To mark 20 years of Refugee Week, in June 2018 the British Museum created a trail of 20 objects from different cultures that tell stories of migration and displacement throughout history.
Visitors to the museum were invited to take the trail as part of the British Museum’s Refugee Week 2018 programme, which also included music, film, dance, installations, a photo exhibition and the opportunity to write a 20 word poem.
‘Find 20 objects that tell a refugee story’ is one of 20 Simple Acts celebrating 20 years of Refugee Week. For more information and the full list, visit the Simple Acts page.
Objects on Display
1. Tree of Life:
After a struggle for independence from colonial rule, Mozambique experienced a civil war from 1976 to 1992 that displaced millions of individuals. This work is comprised of decommissioned firearms that have been cut up and welded together.
2. The Coming of Diego:
This jar by Diego Romero commemorates the 1680 Pueblo Revolt against the Spanish conquistadores. The Pueblo Indians in New Mexico ended Spanish rule after 12 years of enduring persecution, suppression and displacement of their culture.
3. Kiribati Object Journeys:
The identity of the Kiribati people is rooted in their connection to the sea and land. Their resources and homes located across thirty-three islands in the Pacific Ocean are under threat as sea levels continue to rise and land is submerged.
4. Somali Object Journeys:
The Somali people were nomadic herders until the late 1900s. The objects here reflect their nomadic lifestyle.
5. Siege of Lachish Reliefs:
These reliefs depict the siege and conquest of Lachish after people rebelled against the Assyrian king Sennacherib in 701 BC. He forced the inhabitants to move over 1000 miles away from Judea to the Assyrian capital of Nineveh in northern Iraq.
6. Statue of King Idrimi of Alalakh:
The Statue of King Idrimi of Alalakh is inscribed in cuneiform with the exploits of this Syrian refugee turned king and his family.
7. Luristan Bronzes:
From 1450 BC onwards, people from the steppes of central Asia migrated south to Iran. Bronzes like these appeared on the market in the 1920s and were found by local tribes settling on ancient cemeteries after recovering from a 10-year civil war.
8. Silver-gilt ewer and dish:
Made for an aristocratic family in Britain, this work was made by the workshop of Pierre Harache I. He was one of the thousands of French Huguenots of Protestant faith who was forced to flee France in the 1680s due to religious persecution.
9. Gold and enamel-cased watch, 1650s:
This gold and enamel-cased watch was made in the workshop of David Bouquet, a leading Huguenot watchmaker and refugee who came to London after escaping religious persecution in France.

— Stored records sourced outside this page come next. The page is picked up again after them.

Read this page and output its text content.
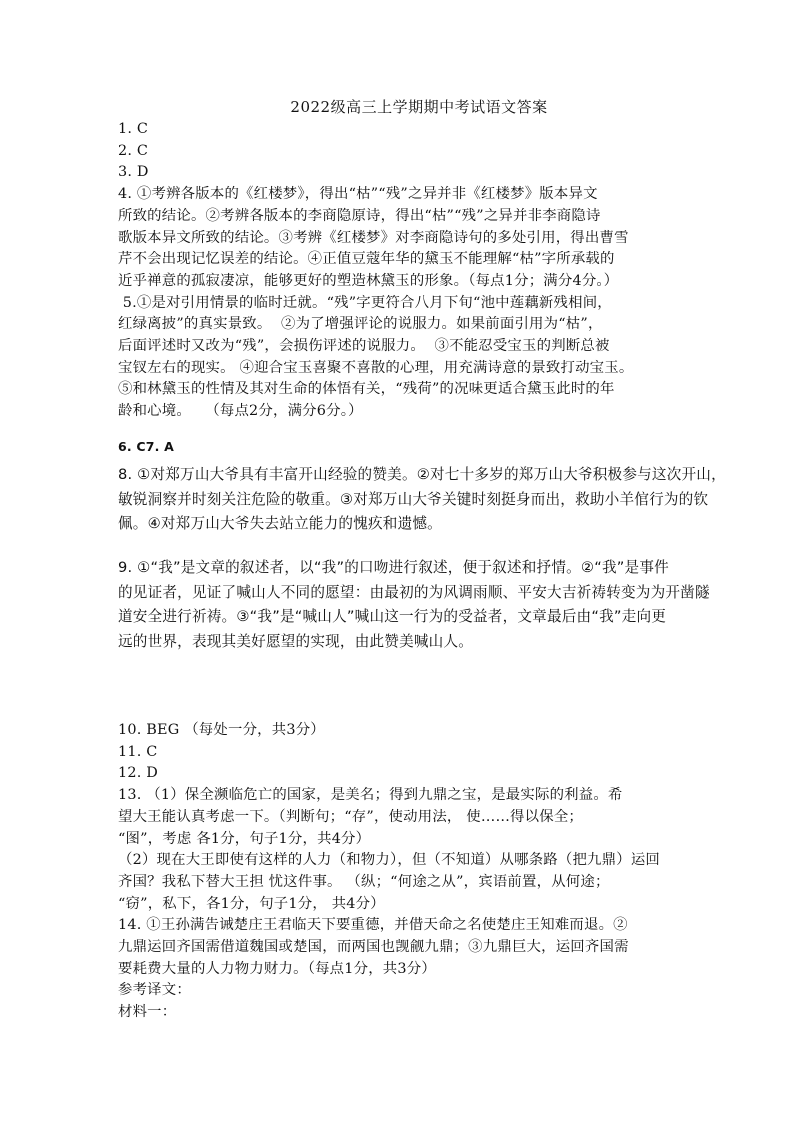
2022级高三上学期期中考试语文答案
1. C
2. C
3. D
4. ①考辨各版本的《红楼梦》，得出“枯”“残”之异并非《红楼梦》版本异文
所致的结论。②考辨各版本的李商隐原诗，得出“枯”“残”之异并非李商隐诗
歌版本异文所致的结论。③考辨《红楼梦》对李商隐诗句的多处引用，得出曹雪
芹不会出现记忆误差的结论。④正值豆蔻年华的黛玉不能理解“枯”字所承载的
近乎禅意的孤寂凄凉，能够更好的塑造林黛玉的形象。（每点1分；满分4分。）
5.①是对引用情景的临时迁就。“残”字更符合八月下旬“池中莲藕新残相间，
红绿离披”的真实景致。  ②为了增强评论的说服力。如果前面引用为“枯”，
后面评述时又改为“残”，会损伤评述的说服力。  ③不能忍受宝玉的判断总被
宝钗左右的现实。 ④迎合宝玉喜聚不喜散的心理，用充满诗意的景致打动宝玉。
⑤和林黛玉的性情及其对生命的体悟有关，“残荷”的况味更适合黛玉此时的年
龄和心境。   （每点2分，满分6分。）
6. C7. A
8. ①对郑万山大爷具有丰富开山经验的赞美。②对七十多岁的郑万山大爷积极参与这次开山，
敏锐洞察并时刻关注危险的敬重。③对郑万山大爷关键时刻挺身而出，救助小羊倌行为的钦
佩。④对郑万山大爷失去站立能力的愧疚和遗憾。
9. ①“我”是文章的叙述者，以“我”的口吻进行叙述，便于叙述和抒情。②“我”是事件
的见证者，见证了喊山人不同的愿望：由最初的为风调雨顺、平安大吉祈祷转变为为开凿隧
道安全进行祈祷。③“我”是“喊山人”喊山这一行为的受益者，文章最后由“我”走向更
远的世界，表现其美好愿望的实现，由此赞美喊山人。
10. BEG （每处一分，共3分）
11. C
12. D
13. （1）保全濒临危亡的国家，是美名；得到九鼎之宝，是最实际的利益。希
望大王能认真考虑一下。（判断句；“存”，使动用法， 使……得以保全；
“图”，考虑 各1分，句子1分，共4分）
（2）现在大王即使有这样的人力（和物力），但（不知道）从哪条路（把九鼎）运回
齐国？我私下替大王担 忧这件事。 （纵；“何途之从”，宾语前置，从何途；
“窃”，私下，各1分，句子1分， 共4分）
14. ①王孙满告诫楚庄王君临天下要重德，并借天命之名使楚庄王知难而退。②
九鼎运回齐国需借道魏国或楚国，而两国也觊觎九鼎；③九鼎巨大，运回齐国需
要耗费大量的人力物力财力。（每点1分，共3分）
参考译文：
材料一：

Coins were used to tell Germany’s World War I story. In this piece, sculptor Ludwig Gies provides commentary on the Russian invasion of East Prussia, forcing many to flee to Germany. Most would not be able to return due to the destruction.
Objects Not on Display
1. Lampedusa Cross:
For the refugee survivors of a shipwreck off the island of Lampedusa, the island’s carpenter, Mr. Tuccio, fashioned a cross out of pieces of the ship. This signifies their salvation and hope for the future.

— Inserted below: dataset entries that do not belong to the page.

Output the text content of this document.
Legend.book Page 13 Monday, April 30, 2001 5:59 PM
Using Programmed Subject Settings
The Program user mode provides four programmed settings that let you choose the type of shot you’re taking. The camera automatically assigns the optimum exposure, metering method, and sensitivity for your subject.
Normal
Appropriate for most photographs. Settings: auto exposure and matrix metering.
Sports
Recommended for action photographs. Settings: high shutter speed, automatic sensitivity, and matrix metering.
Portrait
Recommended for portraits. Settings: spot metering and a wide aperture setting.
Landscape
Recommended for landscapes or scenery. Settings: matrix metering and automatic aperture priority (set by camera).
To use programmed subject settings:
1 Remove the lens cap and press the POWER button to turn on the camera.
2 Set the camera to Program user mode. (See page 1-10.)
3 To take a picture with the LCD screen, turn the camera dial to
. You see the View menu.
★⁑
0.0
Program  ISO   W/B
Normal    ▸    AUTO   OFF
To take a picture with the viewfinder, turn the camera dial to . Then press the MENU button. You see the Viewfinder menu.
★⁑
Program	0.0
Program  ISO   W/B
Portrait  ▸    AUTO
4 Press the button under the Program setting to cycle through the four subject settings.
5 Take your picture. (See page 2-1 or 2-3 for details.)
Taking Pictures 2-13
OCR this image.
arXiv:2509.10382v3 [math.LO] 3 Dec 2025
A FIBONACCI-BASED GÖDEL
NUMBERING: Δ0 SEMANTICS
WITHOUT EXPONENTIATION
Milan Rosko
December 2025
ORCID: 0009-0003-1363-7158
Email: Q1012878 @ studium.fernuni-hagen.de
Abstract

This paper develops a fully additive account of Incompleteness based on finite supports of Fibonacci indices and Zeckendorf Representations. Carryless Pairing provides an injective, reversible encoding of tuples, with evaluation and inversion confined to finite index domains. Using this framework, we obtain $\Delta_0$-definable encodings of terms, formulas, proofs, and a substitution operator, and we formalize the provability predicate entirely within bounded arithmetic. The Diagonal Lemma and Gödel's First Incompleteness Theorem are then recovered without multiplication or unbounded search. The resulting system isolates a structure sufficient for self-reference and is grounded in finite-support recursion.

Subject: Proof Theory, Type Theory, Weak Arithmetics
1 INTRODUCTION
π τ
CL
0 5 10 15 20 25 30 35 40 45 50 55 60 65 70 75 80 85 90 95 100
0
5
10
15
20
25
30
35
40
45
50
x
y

2. Portrait of Antonio Panizzi:
Antonio Panizzi was an Italian refugee who came to England in 1823 and was later appointed to the museum in 1831. His dedication as a librarian here improved the museum’s belongings and prompted the building of the Round Reading Room.
3. Ali’s Boat:
When he returned to Baghdad, Sadik Kwaish Alfraji received a letter from his 11-year-old nephew. This object is a response to that letter and tells a personal story emphasizing migration and exile
4. Happisburgh Footprints:
A set of footprints found on the beaches of Norfolk were made by early migrants to Britain one million years ago but were found in 2013 by a team from the British Museum. Two weeks later the footprints were washed away by the tide.
5. Palestinian Dolls:
This handmade doll was made in the YWCA School Aqabat Jabar Refugee Camp in the West Bank. The doll wears traditional Palestinian dress from Nazareth and swaddles a baby.
This vest was left in Thailand’s Chiang Kham Refugee Camp.
An embroidered artist’s book contains images of various refugees from around the world
8. Colour Correction:
Part of “The Camp” series, this photograph portrays the struggle of having to relocate one’s life. It shows how the loss of lifestyle, mobility and choice creates a constant feeling of emergency.
9. Quartier Latin:
This print portrays two refugees as they travel with their possessions, capturing how the lives of refugees and migrants are often completely uprooted. #RefugeeWeek2018 #BritishMuseum
In the 1930s, many people from the Komblo tribe of Papua New Guinea were forced from their land as refugees, spending the 1940s and 1950s as migrant labourers. This ornament belonged to Nin, one of the migrant labourers.